Cher ami,
Oui, tu as raison, et je te présente mes excuses pour tous mes atermoiements. C’est que, vois-tu, le sujet est crucial à mes yeux. En relisant tes lettres puis les brouillons de mes courriers, j’ai vu toutes les stratégies d’évitement que j’y avais employées (saut du coq à l’âne, dilution, bavardage, etc.) et je n’en suis pas très fier. Merci, donc, de me ramener à l’essentiel.
À vrai dire, il est même possible que mon long silence soit dû non au travail, comme je l’ai affirmé dans mes messages, mais à la simple crainte d’aborder vraiment le sujet.
La cathédrale de lumière, donc. Pour faire court, c’est l’endroit où je rencontre Dieu. Je m’étonne encore de ton affirmation selon laquelle mes conversations avec Lui sont des monologues puisqu’Il ne répond jamais. D’où tiens-tu une idée aussi bizarre ? Bien sûr, qu’Il répond ! Es-tu sûr de vraiment écouter après Lui avoir parlé ? Et quand je dis écouter, je parle de le faire avec tes oreilles mais aussi tes yeux, tes narines, ta langue, ton corps et jusqu’à ton esprit. Certes, Il n’est pas bavard et se sert rarement de mots, mais tout de même, comme tu y vas !
Non, cette fois, je crois que c’est moi qui vais trop loin. Il n’y a pas si longtemps, je partageais ta croyance en le silence de mon Seigneur et ami. Pardonne-moi pour cela, donc, et poursuivons.
La cathédrale de lumière n’est pas une métaphore mais un lieu… Disons qu’il est omniprésent. Moi, en tout cas, je m’y suis trouvé en bien des endroits mais, comme je ne suis pas allé partout, il se pourrait que le préfixe « omni » soit de trop, même si je n’y crois guère.
Ne vas surtout pas croire que je veux dire qu’elle est partout ou nulle part : elle est là où est Dieu, je crois. Si j’ai raison, il est bien possible qu’elle soit le seul lieu dans l’univers à être quelque part.
Qu’elle soit faite de jour ou de nuit, de son ou d’odeur, elle est et reste la cathédrale de lumière, le lieu où tout est en vérité.
Je me perds dans mes mots.
Reprenons.

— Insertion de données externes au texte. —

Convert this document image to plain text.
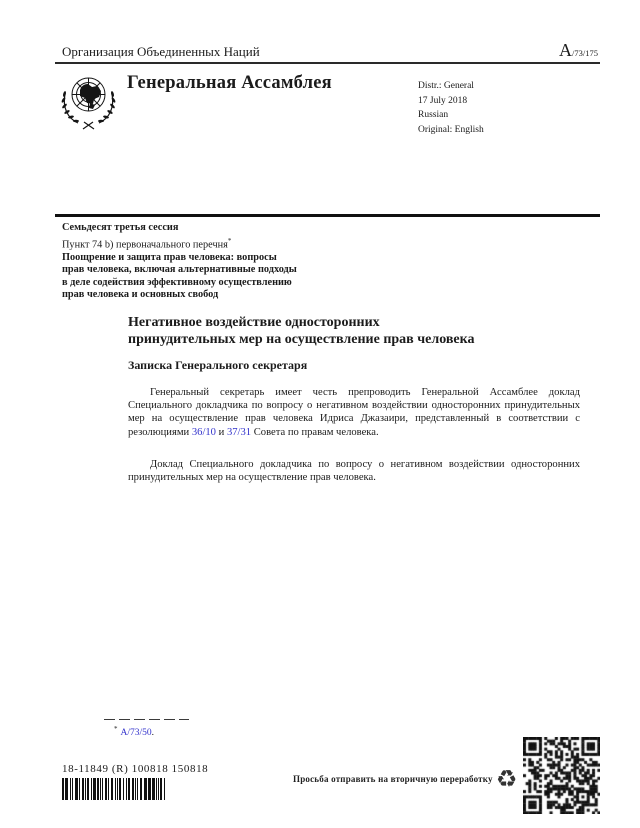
Организация Объединенных Наций	A/73/175
Генеральная Ассамблея	Distr.: General
17 July 2018
Russian
Original: English
Семьдесят третья сессия
Пункт 74 b) первоначального перечня*
Поощрение и защита прав человека: вопросы
прав человека, включая альтернативные подходы
в деле содействия эффективному осуществлению
прав человека и основных свобод
Негативное воздействие односторонних
принудительных мер на осуществление прав человека
Записка Генерального секретаря

Генеральный секретарь имеет честь препроводить Генеральной Ассамблее доклад Специального докладчика по вопросу о негативном воздействии односторонних принудительных мер на осуществление прав человека Идриса Джазаири, представленный в соответствии с резолюциями 36/10 и 37/31 Совета по правам человека.

Доклад Специального докладчика по вопросу о негативном воздействии односторонних принудительных мер на осуществление прав человека.

* A/73/50.
18-11849 (R) 100818 150818
Просьба отправить на вторичную переработку ♻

De manière plus posée, cette fois.
Je l’ai vue pour la première fois dans une forêt, une veille de Pâques. Ses tours allaient du ciel à la terre, et tout en haut, tout là-haut, sa cime trônait, belle à en mourir. Mais, au lieu de mourir, je vivais pour la première fois. Tout était si pur…
Je me perds à nouveau dans les mots.
Reprenons.
Elle commence par un souffle. Juste un souffle. Comme la bouffée d’air que prend un chanteur juste avant de commencer. Et là, tu attends les vibrations, tu attends la note mais le souffle n’en finit pas et tu sens que tu es le chant, que la première note de ce chant-là, c’est toi, et sans doute la dernière, aussi, mais le souffle n’en finit pas et tu restes là, suspendu comme un air inexprimé. Et là, autour de toi, tu sens monter ce chant que tu es et tu sais que le Créateur te crée, toi. Et tu exultes, mon ami, tu exultes devant tant de beauté, et tu pleures d’être si beau parce que, pour la première fois de ta vie, tu te vois à travers le chant de Dieu qui t’aime.

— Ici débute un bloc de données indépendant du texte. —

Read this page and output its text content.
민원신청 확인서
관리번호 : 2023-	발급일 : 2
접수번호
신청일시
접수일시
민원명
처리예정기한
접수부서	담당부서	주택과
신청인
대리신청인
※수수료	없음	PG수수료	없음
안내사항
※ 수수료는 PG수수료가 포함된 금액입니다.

Ce n’est pas tout à fait cela, mais je ne pense pas pouvoir faire mieux.
Reprenons.
Non. Avant de reprendre, je veux préciser une chose. Si la cathédrale n’est pas une métaphore, tous les moyens par lesquels j’essaie de la dire en sont. Elle est sans doute un peu de tout cela mais aucun mot ne peut l’exprimer vraiment.
Je n’avais pas encore saisi cela, la première fois que je l’ai vue. Épris de sa beauté, fasciné par sa grandeur, j’ai cru que le monde venait de changer, de se révéler et, lorsque je croisais des gens, je cherchais sur leur visage des traces de leur émerveillement. Or, tout ce que je voyais, c’était des regards étranges ou perplexes. Personne n’avait l’air de croire que j’étais fou mais tous semblaient désarçonnés par mon exultation. Figure-toi, cher ami, que la première idée qui m’a traversé l’esprit était que tous connaissaient ce lieu – je veux dire, la cathédrale – et que moi seul dans tout l’univers avais ignoré son existence. Il me fallut quelques temps pour me rendre compte que tant les maîtres que les chiens se promenaient en fait dans le monde de l’ombre, dans celui où j’étais moi aussi sans y être tant que je percevais la cathédrale. Oh, Seigneur, que tout était beau, que tous ces passants étaient merveilleux tandis qu’ils étaient enfin vrais !
Et puis, tout doucement, j’ai quitté cet endroit. Il n’a pas disparu, j’en suis sorti. Parce que, cher ami, je suis sûr d’au moins cela : ce n’est pas le monde qui est vrai, c’est la cathédrale. Seulement, notre refus d’y être nous empêche de la voir. Comment ? Pourquoi ? Cela, j’avoue l’ignorer. Il doit y avoir dans le récit du péché originel quelque chose que je ne comprends pas.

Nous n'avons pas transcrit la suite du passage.